Frisco ISD is a large part of why so many are attracted to the city. Cheney acknowledges this and says he’s an ardent supporter of the district.
“I’ve always said the ceiling of our community is set by the quality of our schools, and I believe that strong partnership is important,” Cheney said. “They can count on me always to be a strong partner of the FISD and proudly support many of the trustees.”
He said he is excited for the future of Frisco under his leadership.
“I really want to look after what’s in the best interest for the city of Frisco and I just think I’m the best person for the job,” Cheney said. “I think the best is yet to come.”
On a Good Path
A 24-year resident of Frisco, mayoral candidate Bob Allen is one of the most involved people in the city. He has 13 years on the City Council, nine years on the Economic Development Corporation, seven years on the Frisco Education Foundation, and currently serves on the board of Medical City Frisco and Medical City Plano.
Allen’s priorities if elected mayor would include ensuring transparency in the budgeting process, keeping taxes low while still providing high quality services, driving corporate business development, expanding infrastructure and promoting responsible economic development, ensuring diverse housing and balanced multi-family zoning, prioritizing public safety and health, and preserving the quality of life for Frisco families.
He said he would bring a view centered on bringing more change to the city.
“My priorities will focus on technology,” Allen said. “We’ve got issues with taxes, congestion and density but all those are solvable problems.”
Frisco’s continuing growth is a major issue for citizens of the city. Allen said while Frisco won’t stop growing, the challenge is to do it in a way that makes sense.
“The question is how do we do it so we can allow property owners to have their rights as to what we’re allowed to build and where, and how to do it in a way that drives improvements to traffic congestion,” Allen said. “Again, we’ll do that through technology, vehicle to vehicle technology, infrastructure and communications technology. All of those are positive things. There’s also best practices in road design that we’re going to be bringing forward. All of those things will continue to make Frisco a better place.”
Allen, however, said he can’t speak for his opponent’s views on such issues.
“I have nothing to say for or against him,” Allen said. “But I do know I have a wealth of knowledge and experience to bring as mayor of the city, I will bring that vision and continue that vision forward.”
Frisco’s booming school district is another popular issue considered by voters when choosing the next leader of the city, as schools are one of the most integral parts of any city. Allen says he works for FISD and is making changes for the district already today.
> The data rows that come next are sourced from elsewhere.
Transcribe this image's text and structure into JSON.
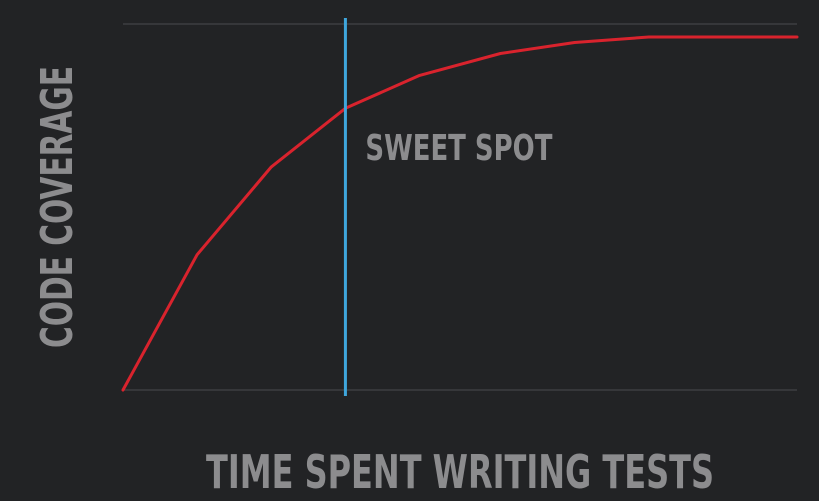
{
  "chart_data": {
    "type": "line",
    "xlabel": "TIME SPENT WRITING TESTS",
    "ylabel": "CODE COVERAGE",
    "xlim": [
      0,
      1
    ],
    "ylim": [
      0,
      1
    ],
    "grid": false,
    "series": [
      {
        "x": [
          0,
          0.11,
          0.22,
          0.33,
          0.44,
          0.56,
          0.67,
          0.78,
          0.89,
          1.0
        ],
        "y": [
          0,
          0.37,
          0.61,
          0.77,
          0.86,
          0.92,
          0.95,
          0.965,
          0.965,
          0.965
        ],
        "color": "#d9232d"
      }
    ],
    "annotations": [
      {
        "type": "vertical-line",
        "x": 0.33,
        "label": "SWEET SPOT",
        "color": "#3fa6dc"
      }
    ],
    "axis_color": "#4a4b4e",
    "text_color": "#8c8c8e"
  }
}
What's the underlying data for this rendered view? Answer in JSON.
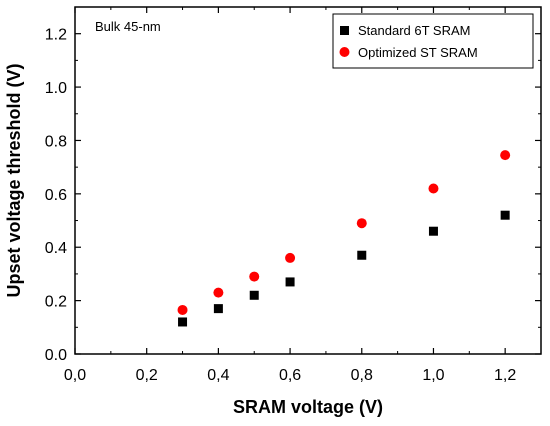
{
  "chart_data": {
    "type": "scatter",
    "title": "",
    "annotation": "Bulk 45-nm",
    "xlabel": "SRAM voltage (V)",
    "ylabel": "Upset voltage threshold (V)",
    "xlim": [
      0.0,
      1.3
    ],
    "ylim": [
      0.0,
      1.3
    ],
    "xticks": [
      "0,0",
      "0,2",
      "0,4",
      "0,6",
      "0,8",
      "1,0",
      "1,2"
    ],
    "yticks": [
      "0.0",
      "0.2",
      "0.4",
      "0.6",
      "0.8",
      "1.0",
      "1.2"
    ],
    "grid": false,
    "legend_position": "top-right",
    "series": [
      {
        "name": "Standard 6T SRAM",
        "marker": "square",
        "color": "#000000",
        "x": [
          0.3,
          0.4,
          0.5,
          0.6,
          0.8,
          1.0,
          1.2
        ],
        "y": [
          0.12,
          0.17,
          0.22,
          0.27,
          0.37,
          0.46,
          0.52
        ]
      },
      {
        "name": "Optimized ST SRAM",
        "marker": "circle",
        "color": "#ff0000",
        "x": [
          0.3,
          0.4,
          0.5,
          0.6,
          0.8,
          1.0,
          1.2
        ],
        "y": [
          0.165,
          0.23,
          0.29,
          0.36,
          0.49,
          0.62,
          0.745
        ]
      }
    ]
  }
}
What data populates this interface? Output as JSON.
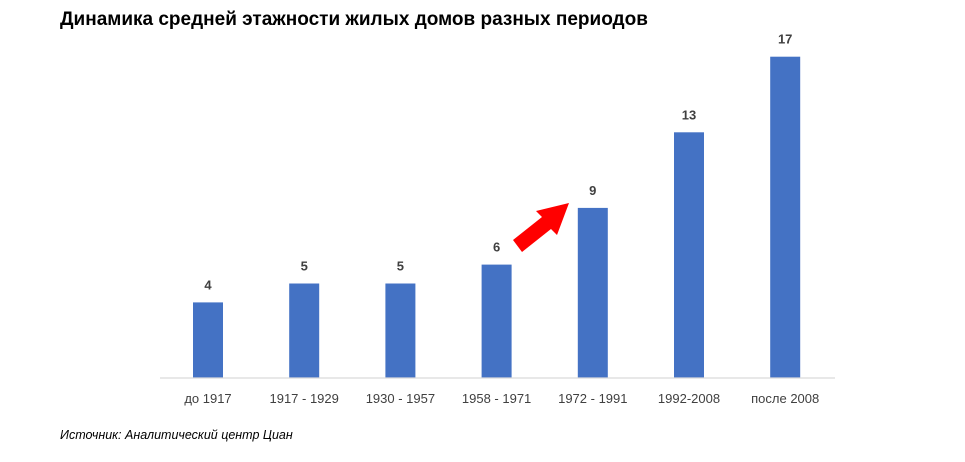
{
  "title": "Динамика средней этажности жилых домов разных периодов",
  "source": "Источник: Аналитический центр Циан",
  "colors": {
    "bar": "#4472C4",
    "axis": "#D9D9D9",
    "label": "#404040",
    "arrow": "#FF0000"
  },
  "chart_data": {
    "type": "bar",
    "categories": [
      "до 1917",
      "1917 - 1929",
      "1930 - 1957",
      "1958 - 1971",
      "1972 - 1991",
      "1992-2008",
      "после 2008"
    ],
    "values": [
      4,
      5,
      5,
      6,
      9,
      13,
      17
    ],
    "data_labels": [
      "4",
      "5",
      "5",
      "6",
      "9",
      "13",
      "17"
    ],
    "title": "Динамика средней этажности жилых домов разных периодов",
    "xlabel": "",
    "ylabel": "",
    "grid": false,
    "legend": "none",
    "annotations": [
      {
        "type": "arrow",
        "icon": "red-arrow-icon",
        "pointing_to": "1972 - 1991"
      }
    ]
  }
}
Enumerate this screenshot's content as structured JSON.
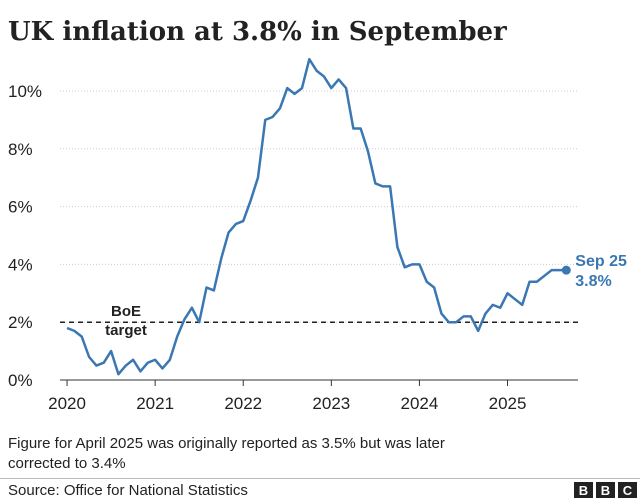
{
  "chart_data": {
    "type": "line",
    "title": "UK inflation at 3.8% in September",
    "x": [
      2020,
      2020.083,
      2020.167,
      2020.25,
      2020.333,
      2020.417,
      2020.5,
      2020.583,
      2020.667,
      2020.75,
      2020.833,
      2020.917,
      2021,
      2021.083,
      2021.167,
      2021.25,
      2021.333,
      2021.417,
      2021.5,
      2021.583,
      2021.667,
      2021.75,
      2021.833,
      2021.917,
      2022,
      2022.083,
      2022.167,
      2022.25,
      2022.333,
      2022.417,
      2022.5,
      2022.583,
      2022.667,
      2022.75,
      2022.833,
      2022.917,
      2023,
      2023.083,
      2023.167,
      2023.25,
      2023.333,
      2023.417,
      2023.5,
      2023.583,
      2023.667,
      2023.75,
      2023.833,
      2023.917,
      2024,
      2024.083,
      2024.167,
      2024.25,
      2024.333,
      2024.417,
      2024.5,
      2024.583,
      2024.667,
      2024.75,
      2024.833,
      2024.917,
      2025,
      2025.083,
      2025.167,
      2025.25,
      2025.333,
      2025.417,
      2025.5,
      2025.583,
      2025.667
    ],
    "series": [
      {
        "color": "#3a77b3",
        "values": [
          1.8,
          1.7,
          1.5,
          0.8,
          0.5,
          0.6,
          1.0,
          0.2,
          0.5,
          0.7,
          0.3,
          0.6,
          0.7,
          0.4,
          0.7,
          1.5,
          2.1,
          2.5,
          2.0,
          3.2,
          3.1,
          4.2,
          5.1,
          5.4,
          5.5,
          6.2,
          7.0,
          9.0,
          9.1,
          9.4,
          10.1,
          9.9,
          10.1,
          11.1,
          10.7,
          10.5,
          10.1,
          10.4,
          10.1,
          8.7,
          8.7,
          7.9,
          6.8,
          6.7,
          6.7,
          4.6,
          3.9,
          4.0,
          4.0,
          3.4,
          3.2,
          2.3,
          2.0,
          2.0,
          2.2,
          2.2,
          1.7,
          2.3,
          2.6,
          2.5,
          3.0,
          2.8,
          2.6,
          3.4,
          3.4,
          3.6,
          3.8,
          3.8,
          3.8
        ],
        "value_labels": [
          null,
          null,
          null,
          null,
          null,
          null,
          null,
          null,
          null,
          null,
          null,
          null,
          null,
          null,
          null,
          null,
          null,
          null,
          null,
          null,
          null,
          null,
          null,
          null,
          null,
          null,
          null,
          null,
          null,
          null,
          null,
          null,
          null,
          null,
          null,
          null,
          null,
          null,
          null,
          null,
          null,
          null,
          null,
          null,
          null,
          null,
          null,
          null,
          null,
          null,
          null,
          null,
          null,
          null,
          null,
          null,
          null,
          null,
          null,
          null,
          null,
          null,
          null,
          null,
          null,
          null,
          null,
          null,
          "3.8%"
        ]
      }
    ],
    "end_label": "Sep 25",
    "target": {
      "value": 2,
      "label": [
        "BoE",
        "target"
      ]
    },
    "xlim": [
      2019.92,
      2025.8
    ],
    "xticks": [
      2020,
      2021,
      2022,
      2023,
      2024,
      2025
    ],
    "ylim": [
      0,
      11.2
    ],
    "yticks": [
      {
        "value": 0,
        "label": "0%"
      },
      {
        "value": 2,
        "label": "2%"
      },
      {
        "value": 4,
        "label": "4%"
      },
      {
        "value": 6,
        "label": "6%"
      },
      {
        "value": 8,
        "label": "8%"
      },
      {
        "value": 10,
        "label": "10%"
      }
    ],
    "grid": true,
    "note": [
      "Figure for April 2025 was originally reported as 3.5% but was later",
      "corrected to 3.4%"
    ],
    "source": "Source: Office for National Statistics",
    "logo": [
      "B",
      "B",
      "C"
    ]
  }
}
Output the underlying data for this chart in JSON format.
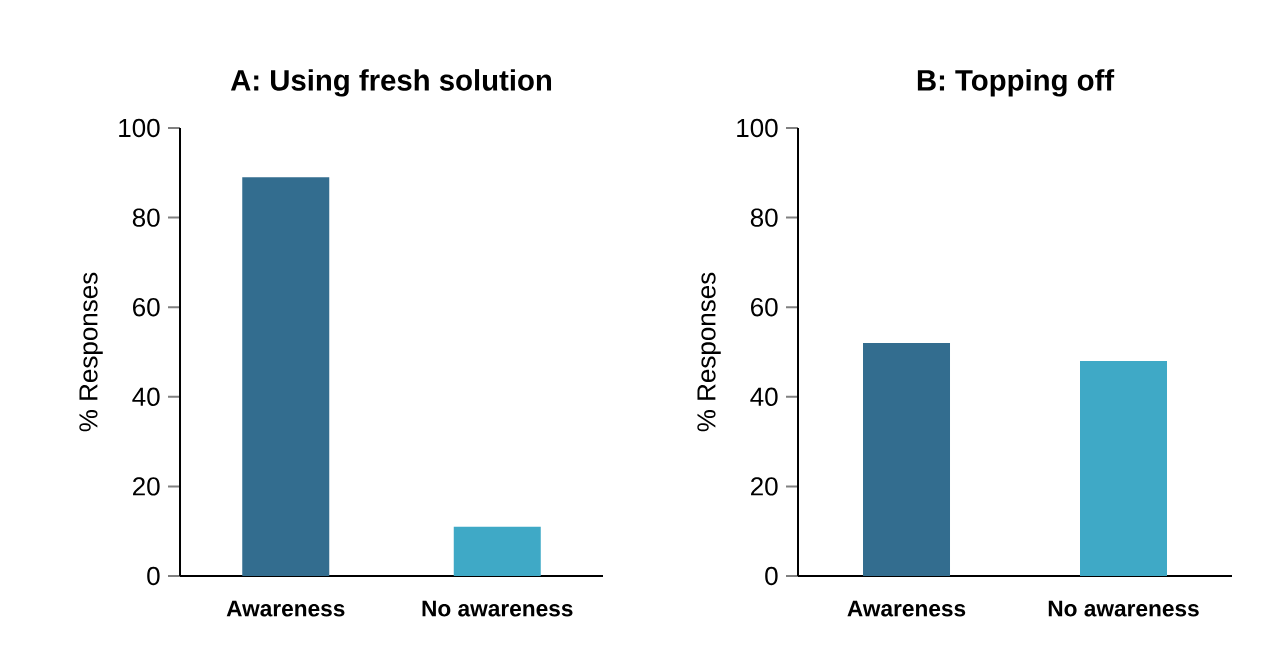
{
  "chart_data": [
    {
      "type": "bar",
      "title": "A: Using fresh solution",
      "ylabel": "% Responses",
      "categories": [
        "Awareness",
        "No awareness"
      ],
      "values": [
        89,
        11
      ],
      "colors": [
        "#336d8f",
        "#3fa9c6"
      ],
      "ylim": [
        0,
        100
      ],
      "yticks": [
        0,
        20,
        40,
        60,
        80,
        100
      ]
    },
    {
      "type": "bar",
      "title": "B: Topping off",
      "ylabel": "% Responses",
      "categories": [
        "Awareness",
        "No awareness"
      ],
      "values": [
        52,
        48
      ],
      "colors": [
        "#336d8f",
        "#3fa9c6"
      ],
      "ylim": [
        0,
        100
      ],
      "yticks": [
        0,
        20,
        40,
        60,
        80,
        100
      ]
    }
  ]
}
“I’m responsible for bringing innovative, vision-based technology changes with things we’re doing now, so I’m making your life as a student better, your parents’ lives better, taxpayers’ lives better, and most importantly, the lives of teachers and the administration better,” Allen said. “What I’m doing for the district today is what I did for companies, almost 30 years with EDS and HP.”
He said his policies are about bringing innovation, change, and vision for the future.
“I want to keep doing that for the FISD and I want to keep making it better,” Allen said. “The greatest thing about the FISD is relationship with the city. Nobody can have a better relationship with them than I can.”
Allen sees Frisco going in the right direction, thanks to its people.
“The biggest key to Frisco and why it is what it is is because you’re here,” Allen said. “People come here, they love it, they want to get involved, that involvement makes other people want to get involved, so we’re on a good path.”